The majority of goals that are scored in NHL 13 seem to be the result of either weird puck bounces or the popular short side, bad angle wrist shot. The new "anticipation AI" was marketed as a way to let goaltenders cheat over a bit and defend against one timers. In reality, all it has done is opened up the short side even more -- and as anyone who's played EA's NHL series in the last five years can tell you, there were already too many weak angle short side goals before goalies started over-anticipating.
NHL 13 continues to stick with its simplistic rock/paper/scissors system for determining who wins faceoffs. Contrary to hockey rules, there is still no penalty in NHL 13 for drawing early, or for jabbing your stick seven or eight times before the puck is even dropped.
In laggy games, faceoff spammers can take advantage of the latency and beat people who are trying to take draws legitimately.
Too many draws in NHL 13 are won cleanly, and the animations for tying up or stick lifting your opponent play out the same way every time. AI teammates are often unresponsive to tie ups, preferring to stand outside the circle and watch while the two centers dosey doe around the loose puck.

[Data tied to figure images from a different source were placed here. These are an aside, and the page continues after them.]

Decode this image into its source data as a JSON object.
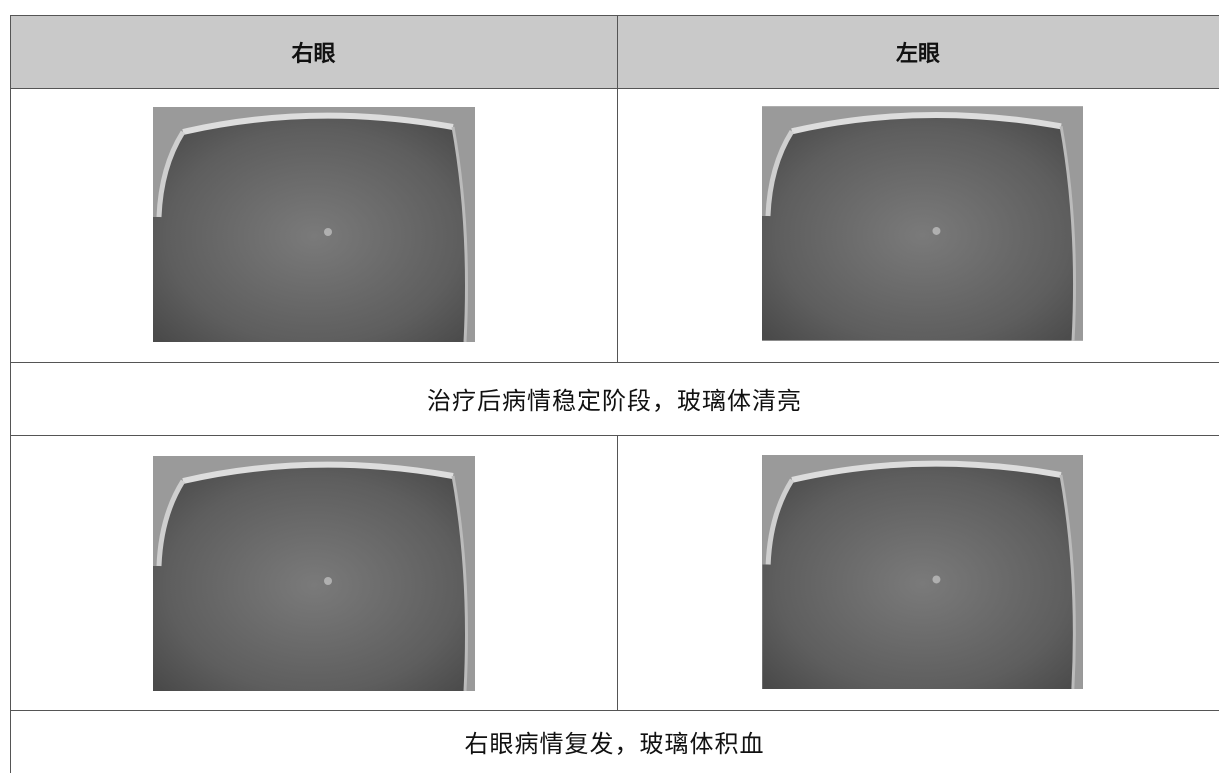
{
  "header": {
    "cells": [
      "右眼",
      "左眼"
    ]
  },
  "rows": [
    {
      "caption": "治疗后病情稳定阶段，玻璃体清亮"
    },
    {
      "caption": "右眼病情复发，玻璃体积血"
    }
  ]
}
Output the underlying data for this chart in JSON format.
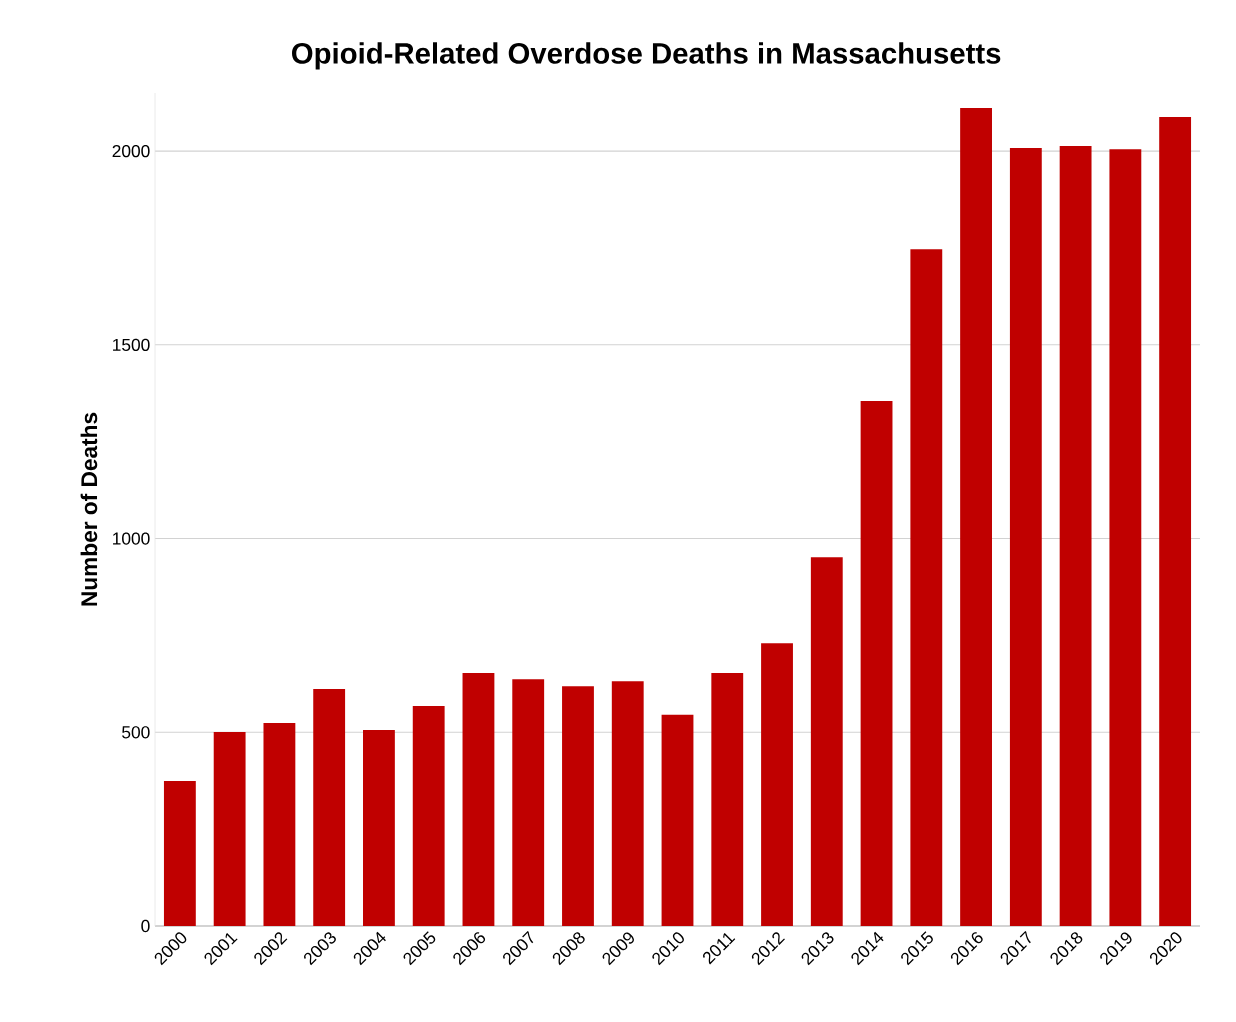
{
  "chart_data": {
    "type": "bar",
    "title": "Opioid-Related Overdose Deaths in Massachusetts",
    "ylabel": "Number of Deaths",
    "categories": [
      "2000",
      "2001",
      "2002",
      "2003",
      "2004",
      "2005",
      "2006",
      "2007",
      "2008",
      "2009",
      "2010",
      "2011",
      "2012",
      "2013",
      "2014",
      "2015",
      "2016",
      "2017",
      "2018",
      "2019",
      "2020"
    ],
    "values": [
      374,
      501,
      524,
      612,
      506,
      568,
      653,
      637,
      619,
      632,
      545,
      653,
      730,
      952,
      1355,
      1747,
      2111,
      2008,
      2013,
      2005,
      2088
    ],
    "color": "#c00000",
    "ylim": [
      0,
      2150
    ],
    "yticks": [
      0,
      500,
      1000,
      1500,
      2000
    ],
    "grid": "y"
  }
}
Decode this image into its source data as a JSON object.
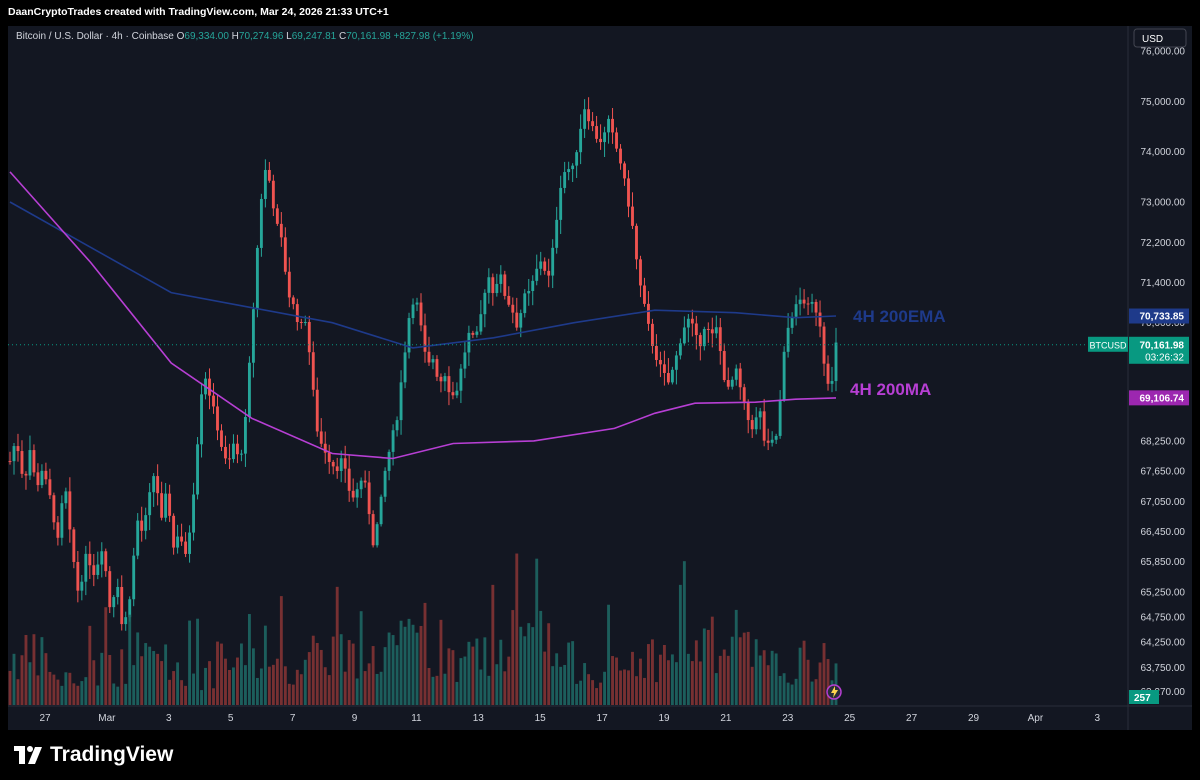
{
  "header": {
    "credit": "DaanCryptoTrades created with TradingView.com, Mar 24, 2026 21:33 UTC+1",
    "symbol_line": "Bitcoin / U.S. Dollar · 4h · Coinbase",
    "open_label": "O",
    "open_value": "69,334.00",
    "high_label": "H",
    "high_value": "70,274.96",
    "low_label": "L",
    "low_value": "69,247.81",
    "close_label": "C",
    "close_value": "70,161.98",
    "change_value": "+827.98 (+1.19%)"
  },
  "currency_button": "USD",
  "brand": "TradingView",
  "colors": {
    "background": "#131722",
    "up": "#26a69a",
    "down": "#ef5350",
    "ema": "#1e3a8a",
    "ma": "#b73fd4",
    "price_label": "#089981"
  },
  "chart_data": {
    "type": "candlestick",
    "timeframe": "4h",
    "ylim": [
      63000,
      76500
    ],
    "y_ticks": [
      "76,000.00",
      "75,000.00",
      "74,000.00",
      "73,000.00",
      "72,200.00",
      "71,400.00",
      "70,600.00",
      "69,900.00",
      "69,100.00",
      "68,250.00",
      "67,650.00",
      "67,050.00",
      "66,450.00",
      "65,850.00",
      "65,250.00",
      "64,750.00",
      "64,250.00",
      "63,750.00",
      "63,270.00"
    ],
    "x_ticks": [
      "27",
      "Mar",
      "3",
      "5",
      "7",
      "9",
      "11",
      "13",
      "15",
      "17",
      "19",
      "21",
      "23",
      "25",
      "27",
      "29",
      "Apr",
      "3"
    ],
    "price_path": [
      [
        0,
        67850
      ],
      [
        3,
        68300
      ],
      [
        7,
        67400
      ],
      [
        10,
        68100
      ],
      [
        13,
        67300
      ],
      [
        16,
        67700
      ],
      [
        20,
        67100
      ],
      [
        24,
        66200
      ],
      [
        27,
        67500
      ],
      [
        30,
        66300
      ],
      [
        34,
        65200
      ],
      [
        38,
        66000
      ],
      [
        42,
        65600
      ],
      [
        46,
        66200
      ],
      [
        50,
        64800
      ],
      [
        53,
        65600
      ],
      [
        56,
        64400
      ],
      [
        60,
        65300
      ],
      [
        63,
        66700
      ],
      [
        66,
        66400
      ],
      [
        69,
        67100
      ],
      [
        72,
        67700
      ],
      [
        75,
        66600
      ],
      [
        78,
        67300
      ],
      [
        81,
        66100
      ],
      [
        84,
        66500
      ],
      [
        87,
        65900
      ],
      [
        90,
        66700
      ],
      [
        93,
        68200
      ],
      [
        96,
        69700
      ],
      [
        99,
        69200
      ],
      [
        102,
        68700
      ],
      [
        105,
        68150
      ],
      [
        108,
        67700
      ],
      [
        111,
        68200
      ],
      [
        114,
        67800
      ],
      [
        117,
        68700
      ],
      [
        120,
        70400
      ],
      [
        123,
        72200
      ],
      [
        126,
        73700
      ],
      [
        129,
        73400
      ],
      [
        132,
        72600
      ],
      [
        135,
        72200
      ],
      [
        138,
        71200
      ],
      [
        141,
        70900
      ],
      [
        144,
        70500
      ],
      [
        147,
        70700
      ],
      [
        150,
        69400
      ],
      [
        153,
        68300
      ],
      [
        156,
        68100
      ],
      [
        159,
        67850
      ],
      [
        162,
        67700
      ],
      [
        165,
        67900
      ],
      [
        168,
        67300
      ],
      [
        171,
        67100
      ],
      [
        174,
        67500
      ],
      [
        177,
        67300
      ],
      [
        180,
        66200
      ],
      [
        183,
        66700
      ],
      [
        186,
        67600
      ],
      [
        189,
        68200
      ],
      [
        192,
        68700
      ],
      [
        195,
        69700
      ],
      [
        198,
        70700
      ],
      [
        201,
        71200
      ],
      [
        204,
        70500
      ],
      [
        207,
        69700
      ],
      [
        210,
        69900
      ],
      [
        213,
        69400
      ],
      [
        216,
        69600
      ],
      [
        219,
        69100
      ],
      [
        222,
        69300
      ],
      [
        225,
        69900
      ],
      [
        228,
        70400
      ],
      [
        231,
        70200
      ],
      [
        234,
        70800
      ],
      [
        237,
        71600
      ],
      [
        240,
        71200
      ],
      [
        243,
        71600
      ],
      [
        246,
        71100
      ],
      [
        249,
        70900
      ],
      [
        252,
        70500
      ],
      [
        255,
        71100
      ],
      [
        258,
        71200
      ],
      [
        261,
        71600
      ],
      [
        264,
        71900
      ],
      [
        267,
        71400
      ],
      [
        270,
        72200
      ],
      [
        273,
        73300
      ],
      [
        276,
        73700
      ],
      [
        279,
        73600
      ],
      [
        282,
        74200
      ],
      [
        285,
        74900
      ],
      [
        288,
        74600
      ],
      [
        291,
        74300
      ],
      [
        294,
        74200
      ],
      [
        297,
        74600
      ],
      [
        300,
        74200
      ],
      [
        303,
        73800
      ],
      [
        306,
        73200
      ],
      [
        309,
        72500
      ],
      [
        312,
        71500
      ],
      [
        315,
        70900
      ],
      [
        318,
        70300
      ],
      [
        321,
        69900
      ],
      [
        324,
        69600
      ],
      [
        327,
        69400
      ],
      [
        330,
        69800
      ],
      [
        333,
        70300
      ],
      [
        336,
        70700
      ],
      [
        339,
        70500
      ],
      [
        342,
        70100
      ],
      [
        345,
        70600
      ],
      [
        348,
        70300
      ],
      [
        351,
        70500
      ],
      [
        354,
        69600
      ],
      [
        357,
        69200
      ],
      [
        360,
        69700
      ],
      [
        363,
        69200
      ],
      [
        366,
        68700
      ],
      [
        369,
        68500
      ],
      [
        372,
        68900
      ],
      [
        375,
        68100
      ],
      [
        378,
        68200
      ],
      [
        381,
        68400
      ],
      [
        384,
        69900
      ],
      [
        387,
        70700
      ],
      [
        390,
        70900
      ],
      [
        393,
        71100
      ],
      [
        396,
        70900
      ],
      [
        399,
        71000
      ],
      [
        402,
        70600
      ],
      [
        405,
        69500
      ],
      [
        408,
        69400
      ],
      [
        410,
        70162
      ]
    ],
    "ema_200_path": [
      [
        0,
        73000
      ],
      [
        40,
        72100
      ],
      [
        80,
        71200
      ],
      [
        120,
        70900
      ],
      [
        160,
        70600
      ],
      [
        200,
        70100
      ],
      [
        240,
        70300
      ],
      [
        280,
        70600
      ],
      [
        320,
        70850
      ],
      [
        360,
        70800
      ],
      [
        390,
        70700
      ],
      [
        410,
        70733.85
      ]
    ],
    "ma_200_path": [
      [
        0,
        73600
      ],
      [
        40,
        71800
      ],
      [
        80,
        69800
      ],
      [
        120,
        68700
      ],
      [
        160,
        68000
      ],
      [
        190,
        67900
      ],
      [
        220,
        68200
      ],
      [
        260,
        68250
      ],
      [
        300,
        68500
      ],
      [
        320,
        68800
      ],
      [
        340,
        69000
      ],
      [
        370,
        69020
      ],
      [
        390,
        69080
      ],
      [
        410,
        69106.74
      ]
    ],
    "volume_profile": [
      55,
      30,
      45,
      60,
      35,
      50,
      40,
      65,
      55,
      70,
      45,
      60,
      80,
      50,
      40,
      55,
      70,
      60,
      45,
      50
    ],
    "current_price_label": "70,161.98",
    "current_price_time": "03:26:32",
    "ema_value_label": "70,733.85",
    "ma_value_label": "69,106.74",
    "volume_value_label": "257",
    "symbol_badge": "BTCUSD",
    "annotations": [
      {
        "text": "4H 200EMA",
        "color": "#1e3a8a"
      },
      {
        "text": "4H 200MA",
        "color": "#b73fd4"
      }
    ]
  }
}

Like NHL 13's boardplay, there is nothing dynamic about the current faceoff system, giving it the feel of an archaic, last-generation mechanic.
Now in its second year, the tweaked "net battles" jostling system still feels like it does more harm than good to NHL 13's realism. EA Canada has decreased the offensive player's ability to shoot while being held up, but it's still far too common to see laser one timers delivered in spite of a jostle.
As with boardplay, the suction effect built into the netplay animations remains a major nuisance. A player can be skating full speed one moment only to be pulled into a jostle and brought to a standstill. Net battles also sap a tremendous amount of energy from both players involved in the animation. During online team play, simply getting caught in one extended jostle can drain your player's energy level for the remainder of the period.
The most glaring flaw in NHL 13's gameplay is the lack of dynamic interactions around the boards. Boardplay in NHL 13 remains completely binary, with only one defender and one offensive player able to engage in an awkward pinning animation. The offensive player being pinned cannot be hit or in any way interacted with aside from a simple poke check from an unengaged player.
Human skaters can exploit the boardplay button's invulnerability by pinning themselves to the boards to completely avoid incoming body checks. AI skaters still foolishly allow themselves to be pinned by oncoming defenders when they could have easily chipped the puck up the ice or around the boards. Throw in the tremendous suction effect that comes with the boardplay animation, and it feels like a feature that belongs in a PS2 game, not a PS3 game.
Simply looking at this hit chart from last year's cup-clinching game between New Jersey and Los Angeles shows that most hockey hits occur along the boards, but if you only play EA's NHL games, you might think the opposite: that hits only occur in the open ice.
Overall Grade: B-
Hockey is a sport of chaos and unpredictability, yet historically, most hockey video games have suffered from being too predictable and repetitive.
By erasing many of the repeatable scoring tactics and cheap skating maneuvers from previous editions, NHL 13 has made offense more fun and unpredictable. Still, the robotic goaltending and lack of realism in faceoffs, netplay and boardplay are keeping EA's NHL series from becoming a true hockey simulation.